A este ciclo reaganiano ha venido a poner nuevo fin Biden. Así lo ha dicho en Washington en su mensaje del miércoles en la primera reunión conjunta de su presidencia de las dos Cámaras en el Congreso de EEUU. Su mensaje -en términos latinoamericanos resignadamente descriptivos, y por ello en absoluto críticos- suena populista, o mejor, peronista. Es muy bueno que tengas trabajos, dice en resumen el presidente n°46 de la Unión, y es muy bueno que el Estado te lo dé, o que el Estado sea el que haga que lo consigas, porque con un demócrata como presidente, te lo van a dar. Y el polisilogismo es válido al revés, también. El Estado es muy bueno, porque es el que te da trabajo: lo que en inglés se llama Big Government, que después de FDR encarnó Lyndon B. Johnson, el sucesor de J.F. Kennedy que juró como presidente en el avión después del asesinato en Dallas, y que después fue reelecto en las urnas.
Coincidentemente, Reagan y Biden tuvieron como predecesores a presidentes del partido tradicionalmente opositor dentro del bipartidismo, pero de una especie rara en EEUU, aquellos que duran un solo mandato. El republicano Trump para Biden, y el demócrata Jimmy Carter para Reagan. De Carter ha escrito el historiador argentino Tulio Halperin Donghi que fue el primer presidente norteamericano gracias al cual murieron menos, y no más, latinoamericanos. Vivió en su único período la crisis de aumento del petróleo decratado por la OPEP después de la guerra árabe-israelí de 1973.
Hay que decir que Reagan compensó en muertes latinoamericanas. La mayoría de ellas, en su mandato, en las guerras civiles de las naciones de América Central, en las que financió contras todo tipo de militares y paramilitares derechistas y ultraderechistas. También se asoció Reagan, en su cruzada anticomunista hemisférica, con las dictaduras militares de Brasil e Hispanoamérica.

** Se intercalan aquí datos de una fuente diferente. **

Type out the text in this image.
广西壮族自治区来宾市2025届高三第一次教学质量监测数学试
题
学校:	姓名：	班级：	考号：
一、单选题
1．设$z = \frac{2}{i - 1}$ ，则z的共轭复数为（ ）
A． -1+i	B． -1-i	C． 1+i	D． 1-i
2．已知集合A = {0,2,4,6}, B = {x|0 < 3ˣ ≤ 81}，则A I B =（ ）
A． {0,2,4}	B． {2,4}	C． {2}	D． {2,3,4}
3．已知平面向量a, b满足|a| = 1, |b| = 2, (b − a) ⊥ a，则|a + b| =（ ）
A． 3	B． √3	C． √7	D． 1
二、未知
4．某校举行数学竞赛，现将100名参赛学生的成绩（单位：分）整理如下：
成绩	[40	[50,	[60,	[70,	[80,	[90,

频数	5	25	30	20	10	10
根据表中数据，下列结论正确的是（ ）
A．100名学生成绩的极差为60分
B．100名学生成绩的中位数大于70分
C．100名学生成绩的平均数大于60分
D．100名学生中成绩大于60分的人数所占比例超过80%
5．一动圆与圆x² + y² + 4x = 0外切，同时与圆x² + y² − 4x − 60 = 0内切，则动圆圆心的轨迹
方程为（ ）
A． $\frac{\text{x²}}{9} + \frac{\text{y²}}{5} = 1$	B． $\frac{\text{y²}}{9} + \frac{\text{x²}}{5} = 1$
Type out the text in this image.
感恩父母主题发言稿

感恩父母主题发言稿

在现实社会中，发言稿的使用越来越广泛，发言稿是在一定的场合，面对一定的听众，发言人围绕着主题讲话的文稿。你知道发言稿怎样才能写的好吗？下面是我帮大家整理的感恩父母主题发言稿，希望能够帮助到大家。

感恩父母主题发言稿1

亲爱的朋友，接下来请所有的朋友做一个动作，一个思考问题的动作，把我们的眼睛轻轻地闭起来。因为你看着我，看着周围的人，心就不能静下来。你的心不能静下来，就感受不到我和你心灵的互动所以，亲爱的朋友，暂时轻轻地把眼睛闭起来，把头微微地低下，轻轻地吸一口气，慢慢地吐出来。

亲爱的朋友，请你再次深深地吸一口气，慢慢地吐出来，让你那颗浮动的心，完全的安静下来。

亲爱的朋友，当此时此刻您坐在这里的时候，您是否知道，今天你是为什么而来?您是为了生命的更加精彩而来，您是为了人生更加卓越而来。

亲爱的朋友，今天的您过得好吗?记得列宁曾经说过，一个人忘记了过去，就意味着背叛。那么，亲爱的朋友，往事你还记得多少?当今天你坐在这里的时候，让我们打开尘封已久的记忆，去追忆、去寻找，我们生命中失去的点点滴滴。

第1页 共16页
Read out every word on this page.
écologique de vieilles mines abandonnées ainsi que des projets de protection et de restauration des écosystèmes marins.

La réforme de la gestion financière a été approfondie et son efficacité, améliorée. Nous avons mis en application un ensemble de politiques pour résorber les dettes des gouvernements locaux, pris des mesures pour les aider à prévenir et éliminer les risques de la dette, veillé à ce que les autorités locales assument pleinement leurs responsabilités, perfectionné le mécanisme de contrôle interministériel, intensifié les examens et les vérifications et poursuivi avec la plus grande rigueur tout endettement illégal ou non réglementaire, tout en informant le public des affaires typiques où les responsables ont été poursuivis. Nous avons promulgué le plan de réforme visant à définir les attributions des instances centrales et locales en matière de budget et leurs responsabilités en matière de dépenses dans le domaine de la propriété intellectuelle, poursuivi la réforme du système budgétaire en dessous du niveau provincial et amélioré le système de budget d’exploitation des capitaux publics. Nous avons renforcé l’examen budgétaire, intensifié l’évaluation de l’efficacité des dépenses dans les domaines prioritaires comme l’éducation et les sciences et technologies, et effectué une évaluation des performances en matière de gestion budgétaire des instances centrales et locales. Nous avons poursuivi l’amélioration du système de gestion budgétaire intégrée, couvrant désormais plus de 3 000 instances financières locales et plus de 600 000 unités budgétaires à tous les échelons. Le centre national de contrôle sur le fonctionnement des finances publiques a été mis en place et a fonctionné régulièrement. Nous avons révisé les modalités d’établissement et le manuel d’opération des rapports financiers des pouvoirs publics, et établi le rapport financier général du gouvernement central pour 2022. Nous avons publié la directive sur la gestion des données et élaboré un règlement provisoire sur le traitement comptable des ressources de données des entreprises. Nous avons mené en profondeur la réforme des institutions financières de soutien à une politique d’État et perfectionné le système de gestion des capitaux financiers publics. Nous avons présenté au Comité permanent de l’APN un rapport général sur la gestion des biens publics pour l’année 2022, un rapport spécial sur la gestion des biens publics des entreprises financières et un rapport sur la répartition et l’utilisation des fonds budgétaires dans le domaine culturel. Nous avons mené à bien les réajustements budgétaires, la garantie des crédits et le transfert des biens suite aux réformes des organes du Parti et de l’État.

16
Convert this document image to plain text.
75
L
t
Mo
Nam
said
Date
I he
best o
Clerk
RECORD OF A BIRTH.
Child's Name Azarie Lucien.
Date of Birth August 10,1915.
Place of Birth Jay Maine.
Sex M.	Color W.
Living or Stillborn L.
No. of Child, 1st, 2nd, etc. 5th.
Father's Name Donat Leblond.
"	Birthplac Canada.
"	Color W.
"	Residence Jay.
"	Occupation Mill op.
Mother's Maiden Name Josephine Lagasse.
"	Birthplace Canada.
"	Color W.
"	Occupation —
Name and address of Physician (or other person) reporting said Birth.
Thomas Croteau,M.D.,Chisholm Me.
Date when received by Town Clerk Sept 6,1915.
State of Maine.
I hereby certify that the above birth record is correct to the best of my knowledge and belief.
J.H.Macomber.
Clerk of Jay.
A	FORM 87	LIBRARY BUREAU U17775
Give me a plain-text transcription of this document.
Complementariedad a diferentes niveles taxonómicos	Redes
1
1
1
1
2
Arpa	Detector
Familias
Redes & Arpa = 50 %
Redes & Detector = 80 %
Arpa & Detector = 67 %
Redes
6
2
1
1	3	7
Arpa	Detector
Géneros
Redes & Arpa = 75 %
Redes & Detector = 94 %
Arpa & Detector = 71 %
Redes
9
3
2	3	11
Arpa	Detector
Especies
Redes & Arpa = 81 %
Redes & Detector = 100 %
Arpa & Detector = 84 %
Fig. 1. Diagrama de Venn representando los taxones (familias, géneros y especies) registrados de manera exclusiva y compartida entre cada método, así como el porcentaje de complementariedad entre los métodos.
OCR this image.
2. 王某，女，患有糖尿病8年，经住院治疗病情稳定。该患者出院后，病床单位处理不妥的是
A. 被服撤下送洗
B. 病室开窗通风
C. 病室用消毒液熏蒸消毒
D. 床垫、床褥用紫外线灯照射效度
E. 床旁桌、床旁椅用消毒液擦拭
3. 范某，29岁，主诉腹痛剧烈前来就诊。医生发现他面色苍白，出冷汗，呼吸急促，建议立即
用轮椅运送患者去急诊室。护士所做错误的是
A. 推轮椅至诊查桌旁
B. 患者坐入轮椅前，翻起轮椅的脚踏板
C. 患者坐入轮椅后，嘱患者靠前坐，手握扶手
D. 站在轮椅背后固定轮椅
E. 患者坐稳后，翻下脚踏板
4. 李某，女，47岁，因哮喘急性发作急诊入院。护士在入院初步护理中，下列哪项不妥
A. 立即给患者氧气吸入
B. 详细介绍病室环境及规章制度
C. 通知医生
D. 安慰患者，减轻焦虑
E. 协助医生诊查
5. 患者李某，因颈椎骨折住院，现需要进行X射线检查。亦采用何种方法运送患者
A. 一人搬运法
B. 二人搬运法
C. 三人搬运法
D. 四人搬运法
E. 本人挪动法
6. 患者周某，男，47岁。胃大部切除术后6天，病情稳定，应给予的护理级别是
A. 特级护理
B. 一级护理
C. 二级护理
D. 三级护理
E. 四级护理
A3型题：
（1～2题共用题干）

Biden enfrenta la pesada herencia de Reagan además de la de Trump. Busca solucionarla con los mismos, o análogos, métodos que el racismo de la policía local en su país. Identificar el problema, enviar especialistas, decidir (y aprobar) un gasto. Tiene más para gastar que FDR. Decenas de miles de millones de dólares para América Central: hay que evitar que la pobreza extrema, corrupción, violencia de bandas, e inestabilidad política que dejaron las guerras civiles produzcan más y más migrantes. Decenas de miles de dólares, si los quieren, para Brasil: hay que lograr que el ex capitán del Ejército y actual presidente Jair Bolsonaro, panegirista de la dictadura militar, ponga coto a la deforestación del Amazonas (y de paso gestione mejor la pandemia). Es dudoso de que estos métodos encuentren buen éxito en la política exterior. FDR fue aislacionista. En cambio, LBJ, el líder del Big Government y de la Big Society, fue también el presidente que más impulsó, y con más gusto, la guerra de Vietnam.